Multiple Stratonovich integral and Hu--Meyer formula for L\'{e}vy processes

TL;DR

This paper develops a unified framework for multiple stochastic integrals with respect to Lévy processes, deriving a general Hu--Meyer formula that relates Itô and Stratonovich integrals, with applications to Brownian motion, Poisson processes, and subordinators.

Contribution

It introduces a combinatorial approach to multiple integrals for Lévy processes and establishes a general Hu--Meyer formula linking Itô and Stratonovich integrals.

Findings

Derived a general Hu--Meyer formula for Lévy processes.

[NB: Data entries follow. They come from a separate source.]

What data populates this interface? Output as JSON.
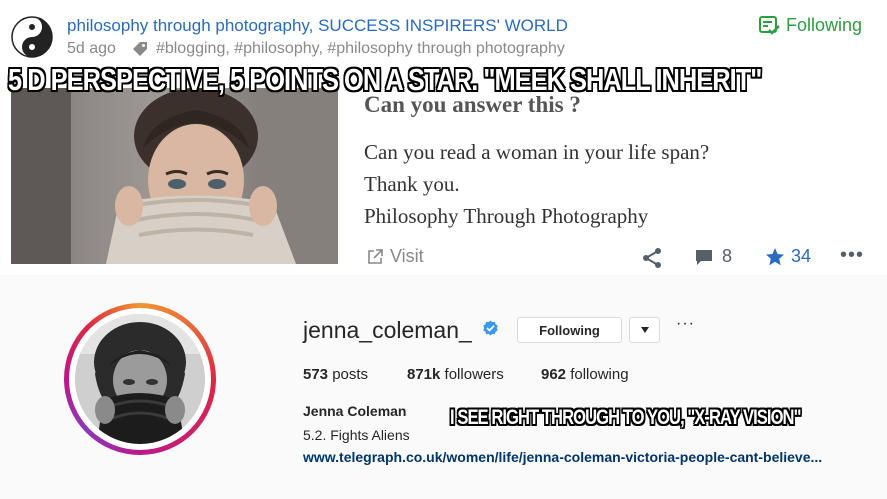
{
  "post": {
    "channel_title": "philosophy through photography, SUCCESS INSPIRERS' WORLD",
    "age": "5d ago",
    "tags": "#blogging, #philosophy, #philosophy through photography",
    "follow_status": "Following",
    "question_title": "Can you answer this ?",
    "body_lines": [
      "Can you read a woman in your life span?",
      "Thank you.",
      "Philosophy Through Photography"
    ],
    "visit_label": "Visit",
    "comment_count": "8",
    "star_count": "34",
    "more_label": "•••"
  },
  "profile": {
    "username": "jenna_coleman_",
    "follow_button": "Following",
    "options_label": "···",
    "posts_count": "573",
    "posts_label": "posts",
    "followers_count": "871k",
    "followers_label": "followers",
    "following_count": "962",
    "following_label": "following",
    "full_name": "Jenna Coleman",
    "bio": "5.2. Fights Aliens",
    "link": "www.telegraph.co.uk/women/life/jenna-coleman-victoria-people-cant-believe..."
  },
  "captions": {
    "top": "5 D PERSPECTIVE, 5 POINTS ON A STAR. \"MEEK SHALL INHERIT\"",
    "bottom": "I SEE RIGHT THROUGH TO YOU, \"X-RAY VISION\""
  },
  "icons": {
    "channel": "yin-yang-icon",
    "tag": "tag-icon",
    "following": "check-list-icon",
    "visit": "external-link-icon",
    "share": "share-icon",
    "comment": "comment-icon",
    "star": "star-icon",
    "verified": "verified-badge-icon",
    "dropdown": "caret-down-icon"
  },
  "colors": {
    "link_blue": "#2a6bbf",
    "following_green": "#2e9d3e",
    "instagram_link": "#003569",
    "verified_blue": "#3897f0"
  }
}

Unified treatment of Itô and Stratonovich integrals in this framework.

Provided pathwise interpretation for integrals with respect to subordinators.

Abstract

In the framework of vector measures and the combinatorial approach to stochastic multiple integral introduced by Rota and Wallstrom [Ann. Probab. 25 (1997) 1257--1283], we present an It\^{o} multiple integral and a Stratonovich multiple integral with respect to a L\'{e}vy process with finite moments up to a convenient order. In such a framework, the Stratonovich multiple integral is an integral with respect to a product random measure whereas the It\^{o} multiple integral corresponds to integrate with respect to a random measure that gives zero mass to the diagonal sets. A general Hu--Meyer formula that gives the relationship between both integrals is proved. As particular cases, the classical Hu--Meyer formulas for the Brownian motion and for the Poisson process are deduced. Furthermore, a pathwise interpretation for the multiple integrals with respect to a subordinator is given.